Following is excerpted from my recent Heretic’s Guide to the Bible, a weekly lectionary study. To read more, or to subscribe, CLICK HERE or on the banners above or below.
The pastors I know are some of the most burned out folks you’ll ever meet. They’re overworked, overtired, and it’s really no surprise to me that a significant number of them end up walking away from their calling to ministry in time, if not their faith all together.
One pastor that I know lasted only three years in his final ministerial position. In that time, he lost about forty pounds, along with his faith. When he resigned as pastor, he decided to move to Hawaii and start practicing reiki. Not that there’s anything wrong with this particular style of quasi-mystical massage, but it ain’t exactly downtown Christian church ministry.
Why is this? Aren’t our religious leaders supposed to be the ones who are faithful in spite of, well…everything? Aren’t they the ones who are supposed to help us through our hard times by leaning on their own faith and wisdom? But this is pretty much what is happening to the religious leader portrayed in Ecclesiastes. It wouldn’t surprise e to find out that, just past the end of this book, he took off for Hawaii to do reiki.
But ministers, like most everyone else, fall victim to the same kind of earthly traps as anyone else. They get preoccupied with making the budget, building an endowment, expanding the membership rolls, putting on the perfect worship service. But in the end, people come and go, they are born and die, they find faith and they lose it. Does it all really make a difference?
When Amy and I finally decided it was time to leave Pueblo, Colorado, where we plated and nurtured a new church to life for eight years, she was terrified by the prospect that it might wither and die in our absence.

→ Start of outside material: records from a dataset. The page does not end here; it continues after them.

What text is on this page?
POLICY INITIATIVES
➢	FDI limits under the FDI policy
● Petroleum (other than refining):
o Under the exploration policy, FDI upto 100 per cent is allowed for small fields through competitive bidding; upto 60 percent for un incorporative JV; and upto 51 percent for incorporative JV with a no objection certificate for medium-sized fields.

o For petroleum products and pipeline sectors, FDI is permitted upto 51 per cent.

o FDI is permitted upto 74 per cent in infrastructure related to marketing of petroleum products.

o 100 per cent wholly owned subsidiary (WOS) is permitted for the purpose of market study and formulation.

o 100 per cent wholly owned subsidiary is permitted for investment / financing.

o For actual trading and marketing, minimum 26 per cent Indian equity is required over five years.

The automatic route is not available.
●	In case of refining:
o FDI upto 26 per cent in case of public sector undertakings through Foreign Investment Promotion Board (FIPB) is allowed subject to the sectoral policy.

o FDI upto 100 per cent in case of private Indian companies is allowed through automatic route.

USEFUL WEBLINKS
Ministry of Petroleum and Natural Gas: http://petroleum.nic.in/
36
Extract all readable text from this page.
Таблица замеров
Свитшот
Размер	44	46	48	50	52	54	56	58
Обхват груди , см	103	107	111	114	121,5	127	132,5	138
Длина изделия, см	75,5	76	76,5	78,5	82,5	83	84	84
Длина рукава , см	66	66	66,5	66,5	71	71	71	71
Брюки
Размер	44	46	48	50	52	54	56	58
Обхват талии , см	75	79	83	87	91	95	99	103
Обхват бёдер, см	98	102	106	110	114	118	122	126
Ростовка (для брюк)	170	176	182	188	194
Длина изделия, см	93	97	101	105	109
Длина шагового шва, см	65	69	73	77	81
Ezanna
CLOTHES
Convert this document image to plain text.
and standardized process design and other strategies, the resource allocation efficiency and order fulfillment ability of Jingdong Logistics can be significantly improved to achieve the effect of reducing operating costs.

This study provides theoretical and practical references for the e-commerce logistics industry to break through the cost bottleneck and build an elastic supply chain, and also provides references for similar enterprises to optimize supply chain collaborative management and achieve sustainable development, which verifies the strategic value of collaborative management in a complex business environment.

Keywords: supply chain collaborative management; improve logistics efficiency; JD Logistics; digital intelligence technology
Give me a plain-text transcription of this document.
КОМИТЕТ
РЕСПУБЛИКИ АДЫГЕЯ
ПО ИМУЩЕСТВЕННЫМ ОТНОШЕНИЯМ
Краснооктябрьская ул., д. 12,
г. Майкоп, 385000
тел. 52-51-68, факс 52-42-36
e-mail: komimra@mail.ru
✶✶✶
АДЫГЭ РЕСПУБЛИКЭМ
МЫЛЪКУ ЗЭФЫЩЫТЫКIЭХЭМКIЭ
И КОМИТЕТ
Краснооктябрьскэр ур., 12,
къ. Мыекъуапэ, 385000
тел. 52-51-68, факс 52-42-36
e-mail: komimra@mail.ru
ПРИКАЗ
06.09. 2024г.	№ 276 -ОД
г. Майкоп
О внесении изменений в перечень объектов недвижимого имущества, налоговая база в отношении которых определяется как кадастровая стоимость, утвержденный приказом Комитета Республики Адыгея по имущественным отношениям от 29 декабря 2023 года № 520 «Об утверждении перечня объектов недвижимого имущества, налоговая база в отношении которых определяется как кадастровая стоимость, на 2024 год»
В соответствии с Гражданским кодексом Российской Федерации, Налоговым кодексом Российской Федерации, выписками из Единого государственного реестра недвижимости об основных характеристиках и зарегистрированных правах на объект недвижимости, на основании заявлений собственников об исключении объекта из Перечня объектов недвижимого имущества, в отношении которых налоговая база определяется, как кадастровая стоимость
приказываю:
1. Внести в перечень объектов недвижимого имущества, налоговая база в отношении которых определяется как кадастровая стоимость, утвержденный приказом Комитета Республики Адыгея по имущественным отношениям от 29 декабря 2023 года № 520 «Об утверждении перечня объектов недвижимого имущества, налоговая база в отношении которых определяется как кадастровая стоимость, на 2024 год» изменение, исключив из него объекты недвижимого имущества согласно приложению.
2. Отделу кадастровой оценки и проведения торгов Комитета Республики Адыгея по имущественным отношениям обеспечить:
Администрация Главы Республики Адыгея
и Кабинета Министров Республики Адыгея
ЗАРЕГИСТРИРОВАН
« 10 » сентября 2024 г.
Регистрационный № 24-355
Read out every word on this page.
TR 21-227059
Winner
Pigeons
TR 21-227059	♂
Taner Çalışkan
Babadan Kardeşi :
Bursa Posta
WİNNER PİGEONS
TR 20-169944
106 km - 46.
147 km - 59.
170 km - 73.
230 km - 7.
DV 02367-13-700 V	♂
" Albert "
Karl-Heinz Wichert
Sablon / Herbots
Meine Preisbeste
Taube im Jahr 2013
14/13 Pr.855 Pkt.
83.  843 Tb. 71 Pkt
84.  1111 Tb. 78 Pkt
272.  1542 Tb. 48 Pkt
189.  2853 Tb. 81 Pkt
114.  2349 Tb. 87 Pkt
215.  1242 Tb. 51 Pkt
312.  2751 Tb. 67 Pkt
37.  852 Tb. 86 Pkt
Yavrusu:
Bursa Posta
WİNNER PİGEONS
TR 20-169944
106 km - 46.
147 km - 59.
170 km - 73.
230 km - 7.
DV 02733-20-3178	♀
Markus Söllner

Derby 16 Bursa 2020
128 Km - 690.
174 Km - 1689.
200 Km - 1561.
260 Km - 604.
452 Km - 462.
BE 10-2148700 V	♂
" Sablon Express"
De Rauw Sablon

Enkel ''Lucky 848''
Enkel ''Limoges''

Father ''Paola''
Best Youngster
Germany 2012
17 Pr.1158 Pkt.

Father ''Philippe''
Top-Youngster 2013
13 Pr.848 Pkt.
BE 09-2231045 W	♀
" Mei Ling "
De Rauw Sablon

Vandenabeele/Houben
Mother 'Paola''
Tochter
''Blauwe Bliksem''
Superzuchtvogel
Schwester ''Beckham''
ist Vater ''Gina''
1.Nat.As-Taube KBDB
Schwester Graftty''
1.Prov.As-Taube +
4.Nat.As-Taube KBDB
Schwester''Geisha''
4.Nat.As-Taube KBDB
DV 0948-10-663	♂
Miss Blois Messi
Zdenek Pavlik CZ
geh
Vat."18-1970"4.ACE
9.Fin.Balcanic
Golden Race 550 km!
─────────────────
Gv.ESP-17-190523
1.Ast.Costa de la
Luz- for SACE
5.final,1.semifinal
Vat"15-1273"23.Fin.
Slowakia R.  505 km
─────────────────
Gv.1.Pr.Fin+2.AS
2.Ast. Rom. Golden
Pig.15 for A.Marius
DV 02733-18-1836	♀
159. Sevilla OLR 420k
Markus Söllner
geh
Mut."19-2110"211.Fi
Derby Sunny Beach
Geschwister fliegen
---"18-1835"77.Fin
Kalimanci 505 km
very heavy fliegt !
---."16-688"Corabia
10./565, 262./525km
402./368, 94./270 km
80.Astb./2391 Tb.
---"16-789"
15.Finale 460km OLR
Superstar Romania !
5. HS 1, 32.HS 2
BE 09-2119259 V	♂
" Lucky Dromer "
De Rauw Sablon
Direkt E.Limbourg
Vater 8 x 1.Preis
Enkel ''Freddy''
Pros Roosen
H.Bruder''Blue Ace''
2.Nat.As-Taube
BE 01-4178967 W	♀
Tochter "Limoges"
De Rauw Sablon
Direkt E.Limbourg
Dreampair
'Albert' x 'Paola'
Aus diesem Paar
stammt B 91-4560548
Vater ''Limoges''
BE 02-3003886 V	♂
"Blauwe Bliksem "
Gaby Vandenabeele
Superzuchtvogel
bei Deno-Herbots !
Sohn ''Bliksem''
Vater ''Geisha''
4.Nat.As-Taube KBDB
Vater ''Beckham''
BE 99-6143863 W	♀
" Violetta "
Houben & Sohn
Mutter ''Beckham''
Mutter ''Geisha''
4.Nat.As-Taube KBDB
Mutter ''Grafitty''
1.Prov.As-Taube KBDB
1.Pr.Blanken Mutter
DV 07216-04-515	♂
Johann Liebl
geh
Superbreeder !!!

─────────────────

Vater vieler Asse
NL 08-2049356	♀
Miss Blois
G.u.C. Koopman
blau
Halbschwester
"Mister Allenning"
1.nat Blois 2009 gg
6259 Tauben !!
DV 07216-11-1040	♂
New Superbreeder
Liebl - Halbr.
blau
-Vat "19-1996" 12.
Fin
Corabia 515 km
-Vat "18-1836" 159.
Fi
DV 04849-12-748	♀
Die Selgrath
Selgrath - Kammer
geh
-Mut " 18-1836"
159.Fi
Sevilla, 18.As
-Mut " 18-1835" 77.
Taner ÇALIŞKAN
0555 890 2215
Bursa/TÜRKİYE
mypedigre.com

And what if it does? I asked. Does that mean that the experience we had, the moments in which we felt so close to Got we could nearly taste it, were all for nothing? After all, if we measured Jesus’ ministry the way we measure most of ours, he was a total failure. There has to be more to life, it seems. And yet we’re so easily tempted back into the same old ways of thinking and acting, even in the church.